O jovem inglês observava com atenção todas as bancadas. Ensaiou a intimidade com alguns escritores, a maior
parte dos nomes nada lhe dizia. Eça de Queiroz, Maurice
Renard, Reinaldo Ferreira… De vez em quando, Álvaro
apontava um livro, pegava noutro, contava-lhe a história, falava-lhe do autor, continuavam sem pressas.
24
Anoitecera completamente. Levantaram a gola do casaco, atravessaram a praça, desapareceram pela Rua da
Prata. Aos poucos, a cidade perdia vida.
—Por que razão escreve, senhor Malcolm?
Não respondeu imediatamente.
—Nunca pensei nisso a sério. Talvez acredite que a literatura nos torna melhores.
—Pode ser, pode ser... Mas não acha que a literatura
pode ser também uma forma de negar a vida?
—Porque inventa uma vida paralela?
—Finge a vida. E fingindo-a não faz mais do que negála…

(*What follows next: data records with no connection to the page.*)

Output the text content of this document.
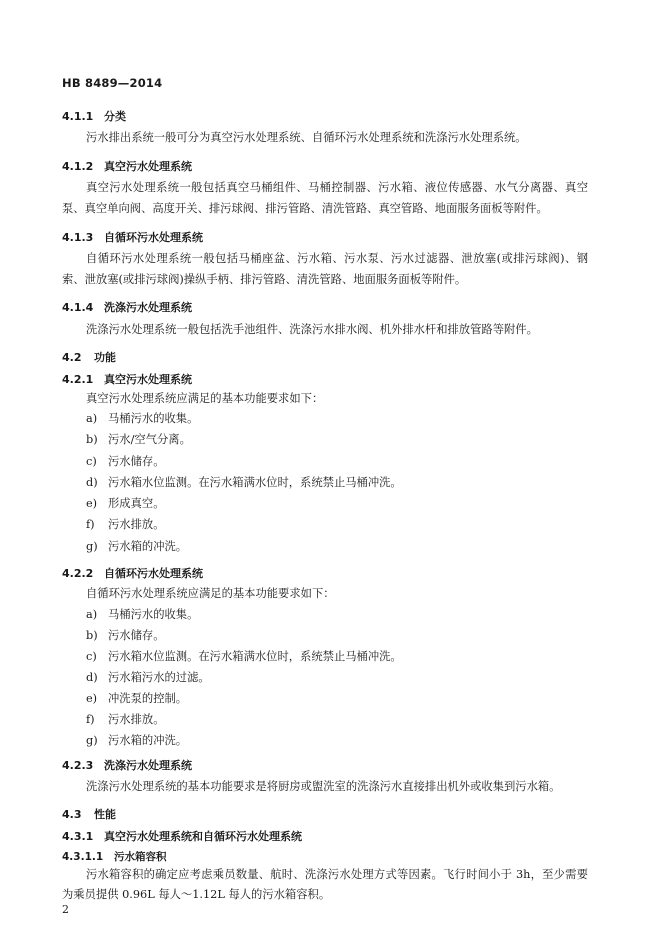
HB 8489—2014
4.1.1 分类
污水排出系统一般可分为真空污水处理系统、自循环污水处理系统和洗涤污水处理系统。
4.1.2 真空污水处理系统
真空污水处理系统一般包括真空马桶组件、马桶控制器、污水箱、液位传感器、水气分离器、真空泵、真空单向阀、高度开关、排污球阀、排污管路、清洗管路、真空管路、地面服务面板等附件。
4.1.3 自循环污水处理系统
自循环污水处理系统一般包括马桶座盆、污水箱、污水泵、污水过滤器、泄放塞(或排污球阀)、钢索、泄放塞(或排污球阀)操纵手柄、排污管路、清洗管路、地面服务面板等附件。
4.1.4 洗涤污水处理系统
洗涤污水处理系统一般包括洗手池组件、洗涤污水排水阀、机外排水杆和排放管路等附件。
4.2 功能
4.2.1 真空污水处理系统
真空污水处理系统应满足的基本功能要求如下：
a) 马桶污水的收集。
b) 污水/空气分离。
c) 污水储存。
d) 污水箱水位监测。在污水箱满水位时，系统禁止马桶冲洗。
e) 形成真空。
f) 污水排放。
g) 污水箱的冲洗。
4.2.2 自循环污水处理系统
自循环污水处理系统应满足的基本功能要求如下：
a) 马桶污水的收集。
b) 污水储存。
c) 污水箱水位监测。在污水箱满水位时，系统禁止马桶冲洗。
d) 污水箱污水的过滤。
e) 冲洗泵的控制。
f) 污水排放。
g) 污水箱的冲洗。
4.2.3 洗涤污水处理系统
洗涤污水处理系统的基本功能要求是将厨房或盥洗室的洗涤污水直接排出机外或收集到污水箱。
4.3 性能
4.3.1 真空污水处理系统和自循环污水处理系统
4.3.1.1 污水箱容积
污水箱容积的确定应考虑乘员数量、航时、洗涤污水处理方式等因素。飞行时间小于 3h，至少需要为乘员提供 0.96L 每人～1.12L 每人的污水箱容积。
2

—Mas isso aconteceria também, por exemplo, com a
música.
—A música é uma interpretação da vida; a literatura é
uma forma de sonharmos.
—Eu diria que reinventa a vida. E reinventando-a pode
humanizar-nos…
—Não nos tornaria melhores também a pintura, senhor
Malcolm? Haveria por isso menos gente a pedir nas
ruas? Ou mais civilidade no vapor para o Porto se fosse
instalada uma grafonola no comboio? Poderia dar-lhe
mil respostas, todas diferentes umas das outras, todas
inconclusivas.
25
De repente, Álvaro parou, levantou o braço esquerdo,
indicador esticado:
—É aquele o meu navio —disse, apontando para uma
janela do primeiro andar—. Há dez anos.
Procurou umas chaves nos bolsos.
—Espere um minuto, por favor.
Malcolm viu o português desaparecer por uma porta.
Retirou um pacote da algibeira, enrolou um cigarro. A
rua estava deserta. Ao longe, demorado, um carro eléctrico começava a nascer. Observou a montra de uma loja
com aparente desinteresse, carimbos, placas metálicas
com palavras desconhecidas, pequenas bandeiras, medalhas, troféus, a glória a um passo de distância. Levou
o cigarro à boca, ajudava a medir a demora de Álvaro.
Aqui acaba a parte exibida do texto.